There is no particular medicine or therapy to cure preeclampsia. The doctor will have to monitor the symptoms of pregnant women and ensure that blood pressure is under control. All the symptoms of eclampsia will go away after the delivery. Steroid medications are given to ensure that the baby’s lungs are fully matured before delivery. Women who are diagnosed with preeclampsia are advised to take bed-rest with continuous monitoring of blood pressure and weight.
In severe cases, the doctor will have to decide whether to wait for the pregnancy period to complete or to induce labor or to make C-section delivery to save the life of both. Magnesium sulphate is given in suitable doses intravenously to such women to prevent seizures during delivery. In case the seizure is not controlled then your doctor may consider giving Lorazepam or phenytoin. Complications can occur both for the women and the fetus during severe cases of eclampsia. It is considered as medical emergency and appropriate treatments are given to bring the condition under control.
Preterm delivery is done on emergency basis if the situation does not improve. Preeclampsia can cause reduced blood flow to the uterus depriving the fetus with blood. It can also cause reduced amount of amniotic fluid which is again a risk for the baby. When the conditions become severe it can cause life threatening damage to the women due to severe uncontrolled bleeding.

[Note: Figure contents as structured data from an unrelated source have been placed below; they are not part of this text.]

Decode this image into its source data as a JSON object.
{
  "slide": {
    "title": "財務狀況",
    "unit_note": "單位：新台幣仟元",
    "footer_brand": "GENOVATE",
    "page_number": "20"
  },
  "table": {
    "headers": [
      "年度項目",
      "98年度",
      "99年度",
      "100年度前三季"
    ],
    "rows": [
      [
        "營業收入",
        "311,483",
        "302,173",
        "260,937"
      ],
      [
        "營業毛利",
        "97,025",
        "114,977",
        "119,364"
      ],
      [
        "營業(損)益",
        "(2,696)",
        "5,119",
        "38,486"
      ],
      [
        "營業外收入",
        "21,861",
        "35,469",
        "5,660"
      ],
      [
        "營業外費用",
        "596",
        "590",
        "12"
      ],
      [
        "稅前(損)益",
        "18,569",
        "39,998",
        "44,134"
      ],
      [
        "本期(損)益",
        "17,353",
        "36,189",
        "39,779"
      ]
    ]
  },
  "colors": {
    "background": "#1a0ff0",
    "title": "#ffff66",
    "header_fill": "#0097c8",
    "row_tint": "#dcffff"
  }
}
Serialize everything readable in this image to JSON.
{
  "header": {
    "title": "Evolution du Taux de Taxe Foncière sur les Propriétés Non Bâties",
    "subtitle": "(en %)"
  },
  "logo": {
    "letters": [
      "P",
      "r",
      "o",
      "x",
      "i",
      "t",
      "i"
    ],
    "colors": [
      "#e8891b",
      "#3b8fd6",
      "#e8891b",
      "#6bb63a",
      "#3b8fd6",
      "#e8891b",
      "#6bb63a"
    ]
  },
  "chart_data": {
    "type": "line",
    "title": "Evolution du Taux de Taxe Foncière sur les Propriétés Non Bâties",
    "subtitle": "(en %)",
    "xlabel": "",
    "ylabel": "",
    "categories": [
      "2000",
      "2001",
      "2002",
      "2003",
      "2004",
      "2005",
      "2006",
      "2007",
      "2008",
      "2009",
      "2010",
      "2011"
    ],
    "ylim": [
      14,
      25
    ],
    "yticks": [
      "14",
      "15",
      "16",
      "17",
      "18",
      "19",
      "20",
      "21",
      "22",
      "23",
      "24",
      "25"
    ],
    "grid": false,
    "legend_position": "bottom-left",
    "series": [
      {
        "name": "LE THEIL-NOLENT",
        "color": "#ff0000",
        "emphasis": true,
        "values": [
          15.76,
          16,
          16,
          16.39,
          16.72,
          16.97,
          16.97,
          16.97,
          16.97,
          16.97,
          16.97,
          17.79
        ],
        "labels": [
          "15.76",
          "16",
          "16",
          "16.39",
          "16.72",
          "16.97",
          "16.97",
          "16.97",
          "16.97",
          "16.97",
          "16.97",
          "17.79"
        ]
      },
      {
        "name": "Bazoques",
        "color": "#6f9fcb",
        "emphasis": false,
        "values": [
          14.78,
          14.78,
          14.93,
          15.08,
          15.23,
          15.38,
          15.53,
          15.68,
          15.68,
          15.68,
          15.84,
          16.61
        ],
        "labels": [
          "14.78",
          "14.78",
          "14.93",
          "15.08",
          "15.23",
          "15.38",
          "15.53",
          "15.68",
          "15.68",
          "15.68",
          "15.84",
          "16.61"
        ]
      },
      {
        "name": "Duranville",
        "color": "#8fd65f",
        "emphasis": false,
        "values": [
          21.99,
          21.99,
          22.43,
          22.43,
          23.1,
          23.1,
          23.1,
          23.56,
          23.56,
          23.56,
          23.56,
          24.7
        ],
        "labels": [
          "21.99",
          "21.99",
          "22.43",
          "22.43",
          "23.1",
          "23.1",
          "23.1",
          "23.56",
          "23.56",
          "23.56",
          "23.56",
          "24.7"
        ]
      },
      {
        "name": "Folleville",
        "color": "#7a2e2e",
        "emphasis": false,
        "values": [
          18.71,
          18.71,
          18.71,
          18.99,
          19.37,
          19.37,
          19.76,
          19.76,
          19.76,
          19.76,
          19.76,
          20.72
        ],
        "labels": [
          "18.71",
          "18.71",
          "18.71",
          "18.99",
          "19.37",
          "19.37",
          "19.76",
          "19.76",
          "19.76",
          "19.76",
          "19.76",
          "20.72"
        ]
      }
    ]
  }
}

In some cases the placenta gets separated from the uterus or placental abruption may develop causing risk for the fetus life. Sometimes preeclampsia can cause kidney damage or liver damage for the fetus. Hemolysis (loss of red blood cells) and reduced platelet levels are the rare complication as a result of preeclampsia which is called as HELLP syndrome.
You cannot prevent preeclampsia or eclampsia but it can always be treated once diagnosed. You need to go for regular checkups with your doctor to monitor blood pressure and weight gain when you are pregnant. In serious condition eclampsia can be fatal and about 2% of the reported cases die due to eclampsia. Women with severe form of preeclampsia have increased risk of developing eclampsia during subsequent pregnancies.